Paint Out In The Desert

Ann Japenga Arts & Entertainment

Photo credit - Palm Springs Life Archives

On a bright January day, I followed a poodle in a red sweater through the sandy washes of Box Canyon near Mecca. I had to keep an eye on the pooch at all times if I didn’t want to lose sight of the painter at the other end of the leash.

A painter on a “paint-out” (a communal outdoor painting excursion) is as engrossed as a monk in walking meditation. The poodle’s owner, Louise Tennyson, meandered up gullies and down washes, oblivious to anything but the angle of the winter sun illuminating the smoke trees.

I was there to learn how a painter sees the landscape and also to experience a venerable tradition: the monthly paint-out of the Desert Art Center. Established in Palm Springs in 1950, the center is one of the most influential and undersung institutions to grace the city. In almost 60 years of existence, it has fostered the careers of dozens of landscape painters whose work is now in demand by museums and collectors — folks such as John Hilton, R. Brownell McGrew, Fred Penney, Wilton McCoy, and Jimmy Swinnerton.

But the center is hardly a relic. It continues to operate as an artists’ co-op and gallery in the old Frances Stevens School near the corner of Alejo Road and Palm Canyon Drive.  I knew I’d like the paint-out when Tennyson told me there’s no boss and no rules. You don’t even have to have to be an artist.

When I showed up at Box Canyon, painters were scattered here and there — within eyeshot of each other, but otherwise alone with their easels. At lunchtime, they ambled back to their cars and everyone swapped morsels and told stories of painters they know. Edna Hollinger, an early president and accomplished painter, still lives in Palm Springs. Sally Ward, 98 and living in a Tucson rest home, still paints every day.

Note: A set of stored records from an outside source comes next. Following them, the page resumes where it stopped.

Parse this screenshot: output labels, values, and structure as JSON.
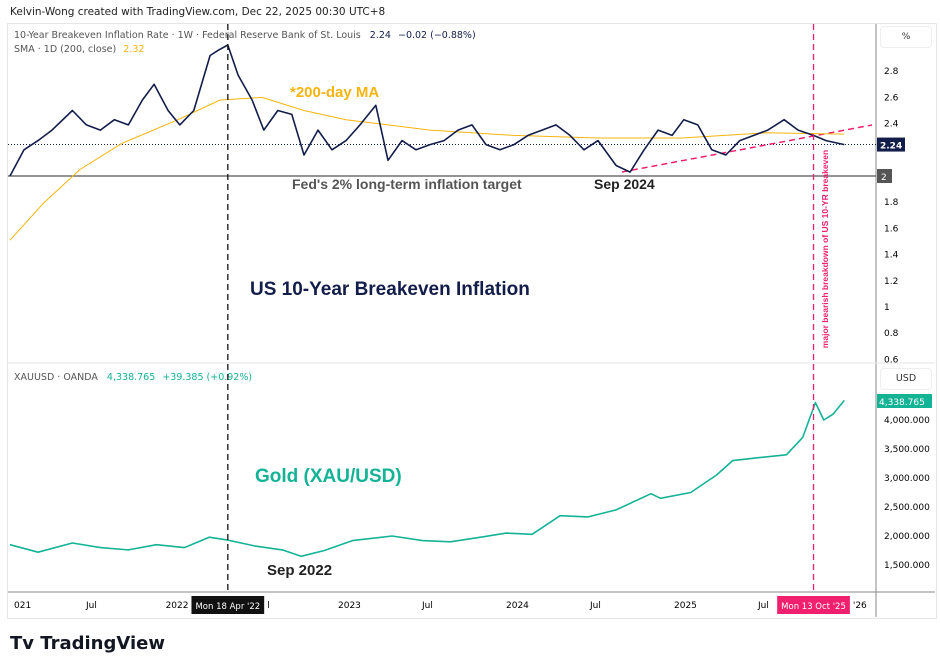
{
  "header": {
    "credit": "Kelvin-Wong created with TradingView.com, Dec 22, 2025 00:30 UTC+8"
  },
  "brand": {
    "logo_text": "TradingView"
  },
  "chart_data": [
    {
      "type": "line",
      "pane": "top",
      "legend": {
        "title": "10-Year Breakeven Inflation Rate · 1W · Federal Reserve Bank of St. Louis",
        "last": "2.24",
        "change": "−0.02 (−0.88%)",
        "sma_label": "SMA · 1D (200, close)",
        "sma_value": "2.32"
      },
      "axis_unit": "%",
      "yticks": [
        "2.8",
        "2.6",
        "2.4",
        "2",
        "1.8",
        "1.6",
        "1.4",
        "1.2",
        "1",
        "0.8",
        "0.6"
      ],
      "ylim": [
        0.55,
        3.1
      ],
      "price_label": "2.24",
      "level_label": "2",
      "series": [
        {
          "name": "10-Year Breakeven Inflation Rate",
          "color": "#131d4a",
          "points": [
            [
              "2021-01-01",
              2.0
            ],
            [
              "2021-02-01",
              2.2
            ],
            [
              "2021-03-01",
              2.27
            ],
            [
              "2021-04-01",
              2.35
            ],
            [
              "2021-05-15",
              2.5
            ],
            [
              "2021-06-15",
              2.39
            ],
            [
              "2021-07-15",
              2.35
            ],
            [
              "2021-08-15",
              2.43
            ],
            [
              "2021-09-15",
              2.39
            ],
            [
              "2021-10-15",
              2.58
            ],
            [
              "2021-11-10",
              2.7
            ],
            [
              "2021-12-10",
              2.5
            ],
            [
              "2022-01-05",
              2.39
            ],
            [
              "2022-02-05",
              2.5
            ],
            [
              "2022-03-10",
              2.92
            ],
            [
              "2022-03-28",
              2.96
            ],
            [
              "2022-04-18",
              3.0
            ],
            [
              "2022-05-10",
              2.77
            ],
            [
              "2022-06-10",
              2.58
            ],
            [
              "2022-07-05",
              2.35
            ],
            [
              "2022-08-05",
              2.5
            ],
            [
              "2022-09-05",
              2.47
            ],
            [
              "2022-10-01",
              2.16
            ],
            [
              "2022-11-01",
              2.35
            ],
            [
              "2022-12-01",
              2.2
            ],
            [
              "2023-01-01",
              2.27
            ],
            [
              "2023-02-01",
              2.39
            ],
            [
              "2023-03-05",
              2.54
            ],
            [
              "2023-04-01",
              2.12
            ],
            [
              "2023-05-01",
              2.27
            ],
            [
              "2023-06-01",
              2.2
            ],
            [
              "2023-07-01",
              2.24
            ],
            [
              "2023-08-01",
              2.27
            ],
            [
              "2023-09-01",
              2.35
            ],
            [
              "2023-10-01",
              2.39
            ],
            [
              "2023-11-01",
              2.24
            ],
            [
              "2023-12-01",
              2.2
            ],
            [
              "2024-01-01",
              2.24
            ],
            [
              "2024-02-01",
              2.31
            ],
            [
              "2024-03-01",
              2.35
            ],
            [
              "2024-04-01",
              2.39
            ],
            [
              "2024-05-01",
              2.31
            ],
            [
              "2024-06-01",
              2.2
            ],
            [
              "2024-07-01",
              2.27
            ],
            [
              "2024-08-10",
              2.08
            ],
            [
              "2024-09-10",
              2.03
            ],
            [
              "2024-10-10",
              2.2
            ],
            [
              "2024-11-10",
              2.35
            ],
            [
              "2024-12-10",
              2.31
            ],
            [
              "2025-01-05",
              2.43
            ],
            [
              "2025-02-05",
              2.39
            ],
            [
              "2025-03-05",
              2.2
            ],
            [
              "2025-04-05",
              2.16
            ],
            [
              "2025-05-05",
              2.27
            ],
            [
              "2025-06-05",
              2.31
            ],
            [
              "2025-07-05",
              2.35
            ],
            [
              "2025-08-10",
              2.43
            ],
            [
              "2025-09-10",
              2.35
            ],
            [
              "2025-10-13",
              2.31
            ],
            [
              "2025-11-10",
              2.27
            ],
            [
              "2025-12-19",
              2.24
            ]
          ]
        },
        {
          "name": "SMA 200",
          "color": "#f5b40f",
          "points": [
            [
              "2021-01-01",
              1.51
            ],
            [
              "2021-03-15",
              1.8
            ],
            [
              "2021-06-01",
              2.05
            ],
            [
              "2021-09-01",
              2.25
            ],
            [
              "2022-01-01",
              2.43
            ],
            [
              "2022-04-01",
              2.58
            ],
            [
              "2022-07-01",
              2.6
            ],
            [
              "2022-10-01",
              2.5
            ],
            [
              "2023-01-01",
              2.43
            ],
            [
              "2023-07-01",
              2.35
            ],
            [
              "2024-01-01",
              2.31
            ],
            [
              "2024-07-01",
              2.29
            ],
            [
              "2025-01-01",
              2.29
            ],
            [
              "2025-07-01",
              2.33
            ],
            [
              "2025-12-19",
              2.32
            ]
          ]
        }
      ],
      "annotations": {
        "sma_note": "*200-day MA",
        "target_note": "Fed's 2% long-term inflation target",
        "low_note": "Sep 2024",
        "title_note": "US 10-Year Breakeven Inflation",
        "breakdown_note": "major bearish breakdown of US 10-YR breakeven"
      },
      "colors": {
        "sma_note": "#f5b40f",
        "title_note": "#131d4a",
        "breakdown": "#f0206e"
      }
    },
    {
      "type": "line",
      "pane": "bottom",
      "legend": {
        "title": "XAUUSD · OANDA",
        "last": "4,338.765",
        "change": "+39.385 (+0.92%)"
      },
      "axis_unit": "USD",
      "yticks": [
        "4,000.000",
        "3,500.000",
        "3,000.000",
        "2,500.000",
        "2,000.000",
        "1,500.000"
      ],
      "ylim": [
        1300,
        4450
      ],
      "price_label": "4,338.765",
      "series": [
        {
          "name": "XAUUSD",
          "color": "#14b396",
          "points": [
            [
              "2021-01-01",
              1850
            ],
            [
              "2021-03-01",
              1720
            ],
            [
              "2021-05-15",
              1880
            ],
            [
              "2021-07-15",
              1800
            ],
            [
              "2021-09-15",
              1760
            ],
            [
              "2021-11-15",
              1850
            ],
            [
              "2022-01-15",
              1800
            ],
            [
              "2022-03-08",
              1980
            ],
            [
              "2022-04-18",
              1930
            ],
            [
              "2022-06-15",
              1830
            ],
            [
              "2022-08-15",
              1760
            ],
            [
              "2022-09-25",
              1650
            ],
            [
              "2022-11-15",
              1750
            ],
            [
              "2023-01-15",
              1920
            ],
            [
              "2023-04-10",
              2000
            ],
            [
              "2023-06-15",
              1920
            ],
            [
              "2023-08-15",
              1900
            ],
            [
              "2023-10-20",
              1980
            ],
            [
              "2023-12-15",
              2050
            ],
            [
              "2024-02-10",
              2030
            ],
            [
              "2024-04-10",
              2350
            ],
            [
              "2024-06-10",
              2330
            ],
            [
              "2024-08-10",
              2450
            ],
            [
              "2024-10-25",
              2730
            ],
            [
              "2024-11-15",
              2650
            ],
            [
              "2025-01-20",
              2750
            ],
            [
              "2025-03-15",
              3050
            ],
            [
              "2025-04-20",
              3300
            ],
            [
              "2025-06-15",
              3350
            ],
            [
              "2025-08-15",
              3400
            ],
            [
              "2025-09-20",
              3700
            ],
            [
              "2025-10-17",
              4300
            ],
            [
              "2025-11-05",
              4000
            ],
            [
              "2025-11-25",
              4100
            ],
            [
              "2025-12-19",
              4338.765
            ]
          ]
        }
      ],
      "annotations": {
        "title_note": "Gold (XAU/USD)",
        "low_note": "Sep 2022"
      },
      "colors": {
        "title_note": "#14b396"
      }
    }
  ],
  "time_axis": {
    "ticks": [
      [
        "2021",
        "021"
      ],
      [
        "2021-07",
        "Jul"
      ],
      [
        "2022",
        "2022"
      ],
      [
        "2022-07",
        "l"
      ],
      [
        "2023",
        "2023"
      ],
      [
        "2023-07",
        "Jul"
      ],
      [
        "2024",
        "2024"
      ],
      [
        "2024-07",
        "Jul"
      ],
      [
        "2025",
        "2025"
      ],
      [
        "2025-07",
        "Jul"
      ],
      [
        "2026",
        "'26"
      ]
    ],
    "cursor_labels": [
      "Mon 18 Apr '22",
      "Mon 13 Oct '25"
    ]
  }
}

The painters may change from year to year, but the places stay the same. Box Canyon was a favorite of Swinnerton’s in the 1950s. Tennyson learned where to paint from now-deceased artists such as Darwin Duncan and Karl Albert. She can show you a little park in Indian Wells where you can view the serrated mountains — without the distraction of development — just as Fred Chisnall or Carl Bray did a half century ago.

The Desert Art Center got started when the now-famous Agnes Pelton donated a smoke tree painting to raise funds for the center. The first president was Palm Springs’ flying great-grandmother, Zaddie Bunker.

The oldest nonprofit center in the Coachella Valley moved a few times before settling into its present quarters. At the time, the painters never realized they were part of a desert movement. But today these artists are coming into their own, just as the Carmel and Laguna landscape artists did before them. On the day I wrote this, there were 39 bids on a John Hilton painting on eBay — just one gauge of the growing popularity of desert artists.

Bray, the beloved painter of smoke trees and railroads (formerly of Indian Wells and now living in Banning) was president of the club in the 1950s. “Everybody that painted the desert seemed to belong to that group,” he says. “It was kind of our guidepost.”